Un client et un vigile ont raconté les trois heures de la prise d’otages qui a eu lieu vendredi dans le supermarché situé près de Carcassonne. Leurs témoignages sont impressionnants.
«J’ai vu un individu très excité qui avait une arme de poing, un couteau et qui criait Allah Akbar»: Christian Guibbert, ex-policier, a raconté à l’AFP la prise d’otages meurtrière vendredi au supermarché de Trèbes, où il a mis plusieurs clients à l’abri. «Il a aussi crié aux gens qui étaient là: ‘A terre! à terre!’. Il y avait déjà une personne à terre, on a su après qu’elle était décédée», a relaté calmement ce retraité de la police. Il dit avoir entendu «cinq ou six coups de feu tirés par l’individu».
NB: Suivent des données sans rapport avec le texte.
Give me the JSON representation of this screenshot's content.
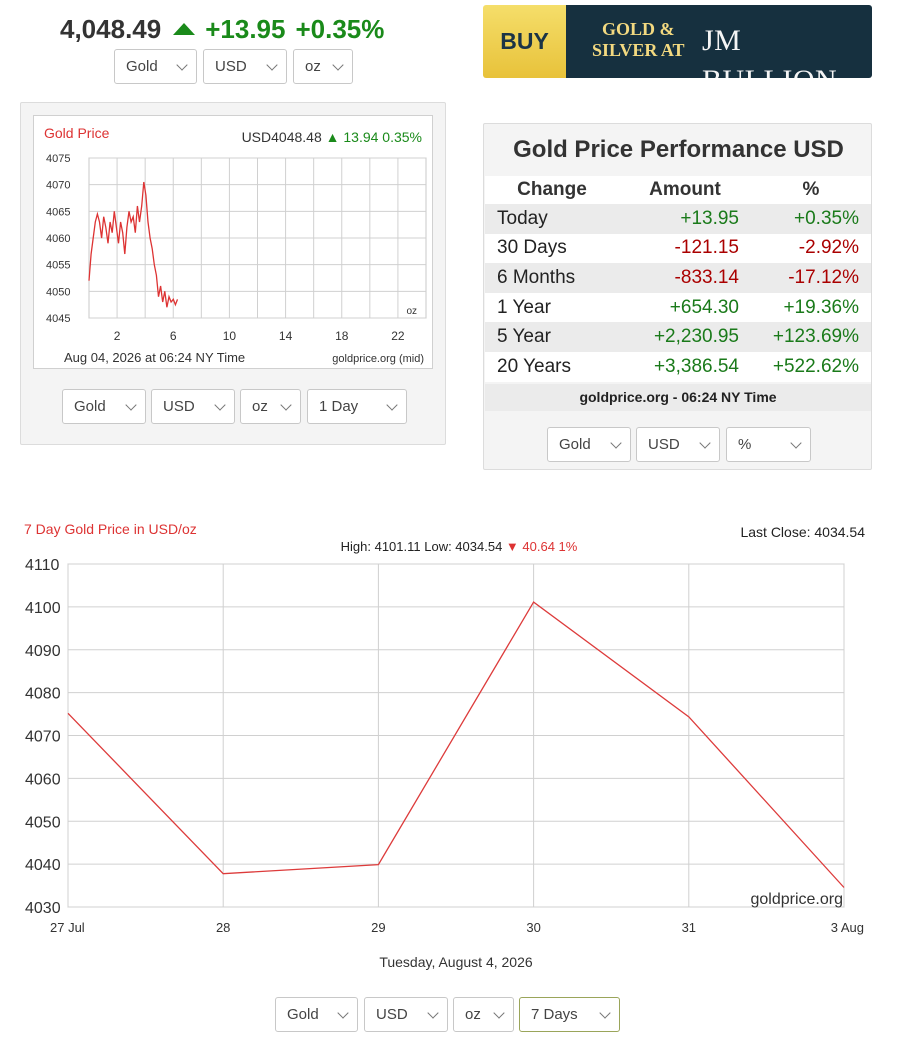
{
  "header": {
    "price": "4,048.49",
    "change": "+13.95",
    "change_pct": "+0.35%",
    "selects": {
      "metal": "Gold",
      "currency": "USD",
      "unit": "oz"
    }
  },
  "banner": {
    "buy": "BUY",
    "gs_line1": "GOLD &",
    "gs_line2": "SILVER AT",
    "brand": "JM BULLION"
  },
  "small_chart_panel": {
    "selects": {
      "metal": "Gold",
      "currency": "USD",
      "unit": "oz",
      "range": "1 Day"
    }
  },
  "performance": {
    "title": "Gold Price Performance USD",
    "columns": [
      "Change",
      "Amount",
      "%"
    ],
    "rows": [
      {
        "label": "Today",
        "amount": "+13.95",
        "pct": "+0.35%",
        "dir": "pos"
      },
      {
        "label": "30 Days",
        "amount": "-121.15",
        "pct": "-2.92%",
        "dir": "neg"
      },
      {
        "label": "6 Months",
        "amount": "-833.14",
        "pct": "-17.12%",
        "dir": "neg"
      },
      {
        "label": "1 Year",
        "amount": "+654.30",
        "pct": "+19.36%",
        "dir": "pos"
      },
      {
        "label": "5 Year",
        "amount": "+2,230.95",
        "pct": "+123.69%",
        "dir": "pos"
      },
      {
        "label": "20 Years",
        "amount": "+3,386.54",
        "pct": "+522.62%",
        "dir": "pos"
      }
    ],
    "source": "goldprice.org - 06:24 NY Time",
    "selects": {
      "metal": "Gold",
      "currency": "USD",
      "unit": "%"
    }
  },
  "big_chart_panel": {
    "selects": {
      "metal": "Gold",
      "currency": "USD",
      "unit": "oz",
      "range": "7 Days"
    }
  },
  "colors": {
    "line": "#dd3b3b",
    "grid": "#d0d0d0",
    "green": "#1a8a1a",
    "red": "#d33"
  },
  "chart_data": [
    {
      "type": "line",
      "title": "Gold Price",
      "header_right": "USD4048.48",
      "header_change": "13.94 0.35%",
      "unit_label": "oz",
      "footer_left": "Aug 04, 2026 at 06:24 NY Time",
      "footer_right": "goldprice.org (mid)",
      "xlim": [
        0,
        24
      ],
      "ylim": [
        4045,
        4075
      ],
      "x_ticks": [
        2,
        6,
        10,
        14,
        18,
        22
      ],
      "y_ticks": [
        4045,
        4050,
        4055,
        4060,
        4065,
        4070,
        4075
      ],
      "grid": true,
      "series": [
        {
          "x": [
            0,
            0.15,
            0.3,
            0.45,
            0.6,
            0.75,
            0.9,
            1.05,
            1.2,
            1.35,
            1.5,
            1.65,
            1.8,
            1.95,
            2.1,
            2.25,
            2.4,
            2.55,
            2.7,
            2.85,
            3.0,
            3.15,
            3.3,
            3.45,
            3.6,
            3.75,
            3.9,
            4.05,
            4.2,
            4.35,
            4.5,
            4.65,
            4.8,
            4.95,
            5.1,
            5.25,
            5.4,
            5.55,
            5.7,
            5.85,
            6.0,
            6.15,
            6.3
          ],
          "values": [
            4052,
            4057,
            4060,
            4063,
            4064.5,
            4063,
            4060,
            4064,
            4062,
            4059,
            4063,
            4061,
            4065,
            4062,
            4059,
            4063,
            4061,
            4057,
            4062,
            4065,
            4063,
            4064,
            4061,
            4066,
            4063,
            4066,
            4070.5,
            4068,
            4063,
            4060,
            4058,
            4055,
            4053,
            4049,
            4051,
            4048,
            4050,
            4047,
            4049,
            4048,
            4048.5,
            4047.5,
            4048.48
          ]
        }
      ]
    },
    {
      "type": "line",
      "title": "7 Day Gold Price in USD/oz",
      "last_close": "Last Close: 4034.54",
      "stats_text": "High: 4101.11 Low: 4034.54",
      "stats_change": "40.64 1%",
      "watermark": "goldprice.org",
      "xlabel": "Tuesday, August 4, 2026",
      "categories": [
        "27 Jul",
        "28",
        "29",
        "30",
        "31",
        "3 Aug"
      ],
      "ylim": [
        4030,
        4110
      ],
      "y_ticks": [
        4030,
        4040,
        4050,
        4060,
        4070,
        4080,
        4090,
        4100,
        4110
      ],
      "grid": true,
      "series": [
        {
          "values": [
            4075.18,
            4037.76,
            4039.88,
            4101.11,
            4074.37,
            4034.54
          ]
        }
      ]
    }
  ]
}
Christian Guibbert, 64 ans, faisait ses courses vers 10h00 au Super U de Trèbes avec sa femme et sa belle-soeur quand il a «entendu des détonations». «Je me suis approché pour voir ce qu’il se passait», a-t-il dit. C’est là qu’il voit le preneur d’otages Radouane Lakdim, 25 ans, avec une «arme de poing et un couteau». Il était «très excité», «très énervé», c’était «monsieur tout le monde», souligne ce sexagénaire qui a «25 ans de police». Il «criait Allah Akbar. Il l’a crié à plusieurs reprises».

Un client du supermarché où a eu lieu une attaque terroriste vendredi près de Carcassonne raconte comment il a échappé à l’assaillant qui a tiré «cinq ou six coups de feu».
Immédiatement, Christian Guibbert a «emmené» sa femme et sa belle-soeur «à l’abri avec les gens qui étaient à proximité. Je les ai mis dans un frigo de boucher», a-t-il dit. «C’était un grand frigo de boucher. Pour moi, c’était une grande sécurité», a-t-il souligné, estimant que ces personnes y étaient restées une «grosse demi-heure» avant d’être évacuées.
Puis il est retourné dans le supermarché, et caché dans un rayon, il a appelé «la gendarmerie. Je leur ai dit ce qu’il se passait. J’ai donné la position du gars et ce qu’il avait dans les mains. Il m’a aperçu. Je pense qu’il m’a vu quand je téléphonais», a-t-il dit. «Il m’a couru après avec le couteau, je l’ai semé et quand je me suis retourné, il n’était plus là», a-t-il poursuivi. L’ancien policier est alors parvenu à «sortir par une issue de secours» et se confier aux gendarmes.
Traumatisme
«Moi, j’étais à cinq mètres de lui», a raconté de son côté un vigile du supermarché, qui veut garder l’anonymat. «Il m’a tiré deux fois dessus. Il tirait mal», dit-il soulignant que dans ces cas-là, «on n’a pas le temps de réfléchir: Vous faites demi-tour et vous partez». «J’ai évacué le personnel, je les ai fait passer par derrière pour les éloigner de la zone, une vingtaine de personnes peut-être. J’ai pas trainé», a poursuivi cet homme qui a 22 ans de métier dans l’armée.
«On a fait sortir des collègues et des clients par la porte de secours à l’arrière», a confirmé Jacky, collègue de travail d’une des victimes à la boucherie du supermarché. «Il a été tué d’une balle dans la tête à bout portant. Cela faisait 15 ans que l’on travaillait ensemble à la boucherie. C’est un copain, un bon vivant», a-t-il ajouté.
«On a mal au coeur pour ces employés de Super U. C’est un traumatisme. C’est choquant, des employés qu’on connaît depuis des années», a souligné une habituée.